The latency of an individual transaction or process is best described by a single number, namely the duration of the process in an appropriate unit. When summarising many latency measurements, a good choice is to capture the distribution of the measurements; that is, the minimum, maximum, and the percentiles. The most useful percentiles are typically the median or 50th percentile, and the first few nines - 90th, 99th, and 99.9th. The distribution of trading latencies generally varies significantly over the day, with the greatest spread between minimum and maximum being seen around market-open and -close. As a result, it is often useful to break up the trading day into buckets of a few minutes each, and capture the evolving latency profile with the distribution of latency in each bucket.

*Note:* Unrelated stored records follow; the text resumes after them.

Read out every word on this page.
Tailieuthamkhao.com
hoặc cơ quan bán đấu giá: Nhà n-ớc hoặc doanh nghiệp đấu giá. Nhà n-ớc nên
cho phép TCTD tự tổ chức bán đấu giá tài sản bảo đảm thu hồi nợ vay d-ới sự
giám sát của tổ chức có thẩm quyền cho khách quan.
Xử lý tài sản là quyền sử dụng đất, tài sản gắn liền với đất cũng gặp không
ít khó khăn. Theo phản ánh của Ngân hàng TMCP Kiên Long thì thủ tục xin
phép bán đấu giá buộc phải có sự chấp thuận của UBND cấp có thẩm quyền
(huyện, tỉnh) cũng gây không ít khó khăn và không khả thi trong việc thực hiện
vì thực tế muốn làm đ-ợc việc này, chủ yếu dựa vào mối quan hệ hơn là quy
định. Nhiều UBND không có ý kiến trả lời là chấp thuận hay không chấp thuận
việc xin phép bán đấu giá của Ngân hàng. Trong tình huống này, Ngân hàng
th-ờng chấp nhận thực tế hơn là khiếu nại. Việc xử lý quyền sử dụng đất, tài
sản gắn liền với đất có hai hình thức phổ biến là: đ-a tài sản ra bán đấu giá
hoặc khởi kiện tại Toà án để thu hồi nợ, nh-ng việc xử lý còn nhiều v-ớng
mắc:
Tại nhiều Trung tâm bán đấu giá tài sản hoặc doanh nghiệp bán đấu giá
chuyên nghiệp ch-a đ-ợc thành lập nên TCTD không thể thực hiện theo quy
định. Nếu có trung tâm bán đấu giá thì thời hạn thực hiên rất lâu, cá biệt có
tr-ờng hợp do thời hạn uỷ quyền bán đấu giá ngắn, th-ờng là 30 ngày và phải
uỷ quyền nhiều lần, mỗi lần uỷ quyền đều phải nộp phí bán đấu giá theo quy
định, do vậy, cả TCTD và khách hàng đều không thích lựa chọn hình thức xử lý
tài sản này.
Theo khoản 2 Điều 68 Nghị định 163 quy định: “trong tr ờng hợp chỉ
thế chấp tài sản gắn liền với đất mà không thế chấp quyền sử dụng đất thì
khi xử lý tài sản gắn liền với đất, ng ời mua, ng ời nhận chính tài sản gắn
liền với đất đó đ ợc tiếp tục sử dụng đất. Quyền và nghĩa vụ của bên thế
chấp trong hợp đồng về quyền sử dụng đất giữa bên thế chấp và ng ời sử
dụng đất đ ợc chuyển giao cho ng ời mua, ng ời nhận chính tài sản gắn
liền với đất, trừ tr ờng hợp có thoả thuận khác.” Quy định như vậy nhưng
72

This makes it easy to produce a time-series of, for example, the 99th percentile over the day. It is tempting to try to summarise a distribution by traditional statistics such as the mean, standard deviation, skewness, and curtosis. However these statistics are most meaningful when the underlying data follows a normal (Gaussian) distribution, or close to normal. In contrast, even simple latency distributions are often heavily skewed with a clear minimum and fluctuations and outliers, and realistic data are often multimodal. As a result, the traditional statistics offer very little value in capturing or describing latency, and raw percentiles are generally much more effective.
What is the best way to describe latency?
The latency of an individual transaction or process is best described by a single number, namely the duration of the process in an appropriate unit.